Dans le détail, les échanges de données se divisent en deux. Les plus répandus concernent les statistiques relatives aux élèves : données démographiques (dans 100% des cas), nombre de boursiers (96%), taux de scolarisation (92%), prévisions démographiques (88%). Pour les rapporteurs, ce suivi quantitatif des élèves s’explique "par le fait que ces données sont nécessaires aux collectivités pour déterminer des choix d’investissement conséquents sur le bâti scolaire et prendre des décisions en lien avec la carte des formations".

Viennent ensuite des échanges moins répandus touchant à certaines compétences des collectivités : restauration (dans 52% des cas), recensement des enfants soumis à l'obligation scolaire (44%), décrochage scolaire (36%), politique inclusive (20%), santé (16%), activités péri et extrascolaires (12%), etc. Ici, la mission note que les "préoccupations de nature pédagogique ne ressortent pas aussi systématiquement que ce que l’on pourrait attendre". Elle émet l’hypothèse que si "certaines régions, bien structurées en la matière, représentent de vrais interlocuteurs pour les autorités académiques […] d’autres, moins avancées en la matière, n’ont pas réellement investi ces champs pédagogiques". La mission envisage toutefois "qu’à court ou moyen terme, cet élargissement thématique fera l’objet d’une progressive généralisation".

Surmonter les réticences

Plus globalement, 90% des académies échangent au niveau académique, c'est-à-dire avec la région, et 80% au niveau départemental. Près de la moitié considère que ces échanges sont essentiels à l’efficacité de la politique éducative et appellent de leurs vœux une amélioration de la régulation de ces échanges. En outre, les difficultés relationnelles semblent inexistantes au niveau académique/régional, mais concernent 15% des relations infra-académiques, entre Dasen et collectivités. "La proximité territoriale et la précision dans l’échelle de la donnée semblent être des facteurs qui tendent les relations entre autorités académiques et collectivités là où une amplitude plus grande dans l’échelle d’observation semble créer plus facilement un consensus dans un usage partagé de la donnée scolaire", commente la mission. Le rapport précise toutefois que "c’est au niveau communal (et intercommunal) que les relations avec les services académiques semblent les plus fluides".

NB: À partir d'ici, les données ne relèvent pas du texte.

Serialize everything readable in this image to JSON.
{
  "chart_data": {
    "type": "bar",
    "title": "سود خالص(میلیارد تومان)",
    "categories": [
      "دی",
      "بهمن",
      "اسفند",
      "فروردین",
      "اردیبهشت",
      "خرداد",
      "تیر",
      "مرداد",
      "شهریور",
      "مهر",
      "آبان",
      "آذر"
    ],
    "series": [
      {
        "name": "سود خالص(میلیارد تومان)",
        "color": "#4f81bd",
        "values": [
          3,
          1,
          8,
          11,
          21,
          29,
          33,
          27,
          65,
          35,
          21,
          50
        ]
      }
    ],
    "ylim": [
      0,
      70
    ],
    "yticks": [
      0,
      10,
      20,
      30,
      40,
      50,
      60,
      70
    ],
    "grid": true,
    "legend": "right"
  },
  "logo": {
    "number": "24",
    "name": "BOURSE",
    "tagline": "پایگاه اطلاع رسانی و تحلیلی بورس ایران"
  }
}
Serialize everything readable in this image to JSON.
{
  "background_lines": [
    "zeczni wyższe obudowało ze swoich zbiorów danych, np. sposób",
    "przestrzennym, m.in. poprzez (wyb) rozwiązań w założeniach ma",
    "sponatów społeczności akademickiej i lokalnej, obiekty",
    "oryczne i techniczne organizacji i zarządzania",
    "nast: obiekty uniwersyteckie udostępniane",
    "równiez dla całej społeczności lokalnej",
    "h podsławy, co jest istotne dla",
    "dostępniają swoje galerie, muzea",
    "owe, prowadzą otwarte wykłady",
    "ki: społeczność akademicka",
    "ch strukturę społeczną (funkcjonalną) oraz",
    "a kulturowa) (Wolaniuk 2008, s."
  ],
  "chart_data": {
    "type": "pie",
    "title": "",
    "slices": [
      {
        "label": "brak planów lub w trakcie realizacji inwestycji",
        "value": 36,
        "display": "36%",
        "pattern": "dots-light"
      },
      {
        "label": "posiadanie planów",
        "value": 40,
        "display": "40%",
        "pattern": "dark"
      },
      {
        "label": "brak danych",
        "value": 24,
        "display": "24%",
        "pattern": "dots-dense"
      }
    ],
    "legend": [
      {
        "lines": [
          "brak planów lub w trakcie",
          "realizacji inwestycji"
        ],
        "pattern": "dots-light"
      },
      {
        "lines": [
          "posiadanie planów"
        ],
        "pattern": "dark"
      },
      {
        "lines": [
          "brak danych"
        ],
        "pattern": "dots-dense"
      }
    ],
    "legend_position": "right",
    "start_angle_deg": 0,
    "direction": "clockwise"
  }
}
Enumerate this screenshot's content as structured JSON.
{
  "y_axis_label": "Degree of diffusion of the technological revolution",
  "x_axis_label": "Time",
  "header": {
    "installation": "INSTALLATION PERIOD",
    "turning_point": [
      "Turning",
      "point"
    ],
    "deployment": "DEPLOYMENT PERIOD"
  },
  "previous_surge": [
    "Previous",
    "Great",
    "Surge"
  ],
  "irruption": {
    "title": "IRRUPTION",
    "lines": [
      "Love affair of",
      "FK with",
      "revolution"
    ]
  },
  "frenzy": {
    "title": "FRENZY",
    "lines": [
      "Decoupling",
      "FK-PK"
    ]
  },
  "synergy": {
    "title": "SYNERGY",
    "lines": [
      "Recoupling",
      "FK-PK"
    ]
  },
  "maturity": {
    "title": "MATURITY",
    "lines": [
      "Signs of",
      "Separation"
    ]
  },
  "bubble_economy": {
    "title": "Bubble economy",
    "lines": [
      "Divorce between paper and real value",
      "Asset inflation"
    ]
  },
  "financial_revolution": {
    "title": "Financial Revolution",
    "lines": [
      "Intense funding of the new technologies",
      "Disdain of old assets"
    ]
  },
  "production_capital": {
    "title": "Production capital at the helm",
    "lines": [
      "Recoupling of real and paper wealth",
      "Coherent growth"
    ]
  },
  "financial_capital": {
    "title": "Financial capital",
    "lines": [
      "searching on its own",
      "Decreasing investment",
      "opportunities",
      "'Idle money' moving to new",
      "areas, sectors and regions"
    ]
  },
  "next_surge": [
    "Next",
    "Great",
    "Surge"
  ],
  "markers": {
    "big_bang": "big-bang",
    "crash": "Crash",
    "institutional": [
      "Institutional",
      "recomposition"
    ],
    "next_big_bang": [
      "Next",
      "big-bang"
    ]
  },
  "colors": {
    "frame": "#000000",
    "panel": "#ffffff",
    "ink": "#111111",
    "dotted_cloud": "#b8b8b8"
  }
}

Après avoir fait le constat de "la complémentarité des préoccupations entre État et collectivités autour de la donnée scolaire", la mission en appelle à un "nouveau paradigme". Celui-ci devra répondre aux préoccupations qui, côté académies, ressortent "avec force" de l’enquête. Ainsi, il convient de mieux formaliser le transfert physique des échanges de données, alors que seules 36% des académies se sont dotées d’une plateforme commune d’échanges avec les collectivités. Dans un autre ordre d'idées, il est nécessaire de surmonter l'obstacle selon lequel 16% des académies expriment "une réelle réticence à partager des données avec les collectivités territoriales". Quant aux collectivités, elles feraient part, selon la mission, d'"une insatisfaction systématiquement relevée sur la disponibilité de la donnée scolaire et sa fiabilité".

Afin de favoriser une gouvernance territoriale partagée, la mission préconise en premier lieu de tenir des assises nationales de la donnée scolaire (proposition 1) qui établiront les termes d’une doctrine nationale partagée (proposition 2). Elle demande également de transformer la convention Régions de France de 2015 en convention-cadre entre le ministère de l'Éducation nationale et les collectivités régionales (proposition 4), tout en élaborant un cadre de concertation mieux structuré au niveau national et décliné au niveau territorial (proposition 5). Enfin, de manière plus opérationnelle, la mission préconise de scénariser une infrastructure partagée de la donnée scolaire dans une complémentarité entre une alimentation nationale et des apports régionaux, et de promouvoir l’installation d’une plateforme de la donnée scolaire qui pourrait disposer d’une certaine latitude de différenciation dans ses contenus selon les régions considérées (proposition 8).